A mountain of regulations
In addition to economic concerns, drugmakers must be wary of Brazil’s political pratfalls. Just a few months ago, Brazil’s president Michel Temer faced an impeachment vote by the country’s Chamber of Deputies concerning corruption charges. Temer’s two predecessors were respectively impeached and convicted of corruption.
"The pharma companies, they have to put heavy controls; they have to be very careful in selecting the people they want to work with because the opportunities [for corruption] are there," Kihara said. "So if they put the wrong incentives toward their performance here in Brazil, it can be a challenge to manage the possibility of committing a fraud."
Kihara noted, however, that Brazil’s health regulatory agency, known by the acronym ANVISA, has gotten better at working with the pharmaceutical industry and streamlining processes where it can, such as relying on the findings of manufacturing site inspections conducted by foreign agencies.
"ANVISA now ... has a very good team and they are really trying to make the Brazilian market more competitive,” Kihara said. "I guess in the past it was very difficult to have these discussions with them, and now we see a positive and practical attitude towards leveraging more of the the international experience."

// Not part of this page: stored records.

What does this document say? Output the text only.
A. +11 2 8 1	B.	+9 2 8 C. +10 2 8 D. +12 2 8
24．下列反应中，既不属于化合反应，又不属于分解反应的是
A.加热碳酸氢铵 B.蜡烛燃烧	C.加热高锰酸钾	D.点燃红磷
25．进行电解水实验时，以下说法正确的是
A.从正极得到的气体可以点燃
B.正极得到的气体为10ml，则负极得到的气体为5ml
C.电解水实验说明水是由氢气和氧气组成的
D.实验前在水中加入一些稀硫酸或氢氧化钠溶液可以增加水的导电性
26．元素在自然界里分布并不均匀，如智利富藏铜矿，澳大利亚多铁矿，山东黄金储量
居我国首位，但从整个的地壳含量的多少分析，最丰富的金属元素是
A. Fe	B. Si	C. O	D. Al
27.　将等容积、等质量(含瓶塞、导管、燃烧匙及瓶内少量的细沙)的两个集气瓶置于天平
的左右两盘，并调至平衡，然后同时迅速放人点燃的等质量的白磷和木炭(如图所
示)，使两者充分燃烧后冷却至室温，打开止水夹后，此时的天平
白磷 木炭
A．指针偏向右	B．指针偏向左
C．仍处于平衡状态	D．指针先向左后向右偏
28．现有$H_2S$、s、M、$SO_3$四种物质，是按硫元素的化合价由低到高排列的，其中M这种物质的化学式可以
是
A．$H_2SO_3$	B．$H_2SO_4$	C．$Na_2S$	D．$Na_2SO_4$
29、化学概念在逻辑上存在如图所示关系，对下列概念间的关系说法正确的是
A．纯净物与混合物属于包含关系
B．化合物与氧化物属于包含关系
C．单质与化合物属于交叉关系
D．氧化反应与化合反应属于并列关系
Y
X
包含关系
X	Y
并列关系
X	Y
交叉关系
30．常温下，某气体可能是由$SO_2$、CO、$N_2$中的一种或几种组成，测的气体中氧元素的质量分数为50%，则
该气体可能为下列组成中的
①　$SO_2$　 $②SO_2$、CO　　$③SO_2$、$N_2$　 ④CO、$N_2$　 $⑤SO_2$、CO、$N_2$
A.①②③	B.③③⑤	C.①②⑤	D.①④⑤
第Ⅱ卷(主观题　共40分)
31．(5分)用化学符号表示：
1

Nonetheless, Brazil's bureaucracy remains a hard pill to swallow for many pharmaceutical companies. An arm of ANVISA called CMED, for instance, tightly regulates price hikes on medicines. Each year, CMED sets a maximum price increase that drugmakers have to follow; it also plays a prominent role in the complex and quite secretive process of formulating a treatment's price tag.
"They determine the amount of increase per segment depending on the concentration of each molecule," Levada explained. "For instance, where we see a high penetration of generics, they would allow us to give the highest increase whilst, when I have only one molecule in that market, they will grant us the lowest increase possible."
Brazil’s tax code is another headache for biopharmas looking to grow operations in the country. Aside from being highly convoluted, the code levies greater import taxes on pharmaceuticals than other goods. Importantly, about 90% of active pharmaceutical ingredient is shipped into Brazil from other nations, according to Levada and Kihara.
The taxes ultimately make drug development more expensive. Those greater costs frequently trickle down to Brazilian patients, who already have a hard time affording their necessary medications. As of 2014, less than half actually could, according to EMIS.
At the very least, tax and regulatory hurdles have deterred investment in the Brazilian pharmaceutical industry.
"These adversities are obviously reflected in research and development expenditures: local pharma labs received only $140 million of the $40 billion invested worldwide in this area in 2009," PwC said in a 2013 report.